Rustle 2.0 (2016) is a ‘multimedia transcription’ of a living ecosystem. Drawing on the attribution of intelligence by cybernetics to non-human actors, Eyongakpa’s audio recordings of the Congo Basin and Amazon rainforest biomes as well as those that register outside incursions—such as chainsaws, falling trees and air traffic—convey an asynchronous sensation of space. The composite soundscape is then synchronised with LED lights, creating rhythmic visual patterns, and custom-built wall structures composed of plant fibres that are held together by biopolymers (mycelium filaments) and mycelium, the vegetative part of a fungus composed of a network of fine white filaments (hyphae). The strings of light are reminiscent of electrocardiograms or stock-exchange feeds—representational streams of real-time information—that are hooked up to an interface that also controls Breathe II (2013).

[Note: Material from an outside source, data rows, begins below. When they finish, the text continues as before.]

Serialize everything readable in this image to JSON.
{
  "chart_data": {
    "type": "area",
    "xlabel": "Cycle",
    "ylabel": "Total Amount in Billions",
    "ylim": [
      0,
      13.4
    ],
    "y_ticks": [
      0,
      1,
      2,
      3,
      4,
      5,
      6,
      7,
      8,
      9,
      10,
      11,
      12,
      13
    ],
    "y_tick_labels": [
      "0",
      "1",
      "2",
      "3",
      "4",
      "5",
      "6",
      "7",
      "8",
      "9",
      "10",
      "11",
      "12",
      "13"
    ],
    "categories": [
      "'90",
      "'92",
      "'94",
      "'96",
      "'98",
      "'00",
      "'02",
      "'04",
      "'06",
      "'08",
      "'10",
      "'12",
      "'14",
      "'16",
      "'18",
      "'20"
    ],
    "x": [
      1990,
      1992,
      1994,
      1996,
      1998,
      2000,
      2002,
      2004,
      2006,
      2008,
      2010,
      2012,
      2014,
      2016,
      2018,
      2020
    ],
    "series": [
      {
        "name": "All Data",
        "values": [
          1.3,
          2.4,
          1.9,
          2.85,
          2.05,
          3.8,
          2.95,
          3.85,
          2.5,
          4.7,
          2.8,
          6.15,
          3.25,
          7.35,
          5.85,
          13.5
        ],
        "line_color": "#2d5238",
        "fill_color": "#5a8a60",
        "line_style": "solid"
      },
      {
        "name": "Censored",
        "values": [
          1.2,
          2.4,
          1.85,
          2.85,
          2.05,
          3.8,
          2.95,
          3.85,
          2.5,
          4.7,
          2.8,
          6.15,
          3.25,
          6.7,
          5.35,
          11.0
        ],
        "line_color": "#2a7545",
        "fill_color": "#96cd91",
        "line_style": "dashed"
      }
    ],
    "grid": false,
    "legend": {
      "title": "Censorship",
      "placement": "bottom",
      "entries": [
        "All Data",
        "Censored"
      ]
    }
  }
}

This sculpture at the core of the installation simulates patterns of inhalation and exhalation as well as rest and is linked to electromagnetic levitation devices and the ambient diffusion of light through a density of fibrous material akin to tropical vegetation growth. Taken together, the installation animates an exhibition space populated by sentient existence channelled through mediated forms.
This project was part of Sharjah Biennial 13.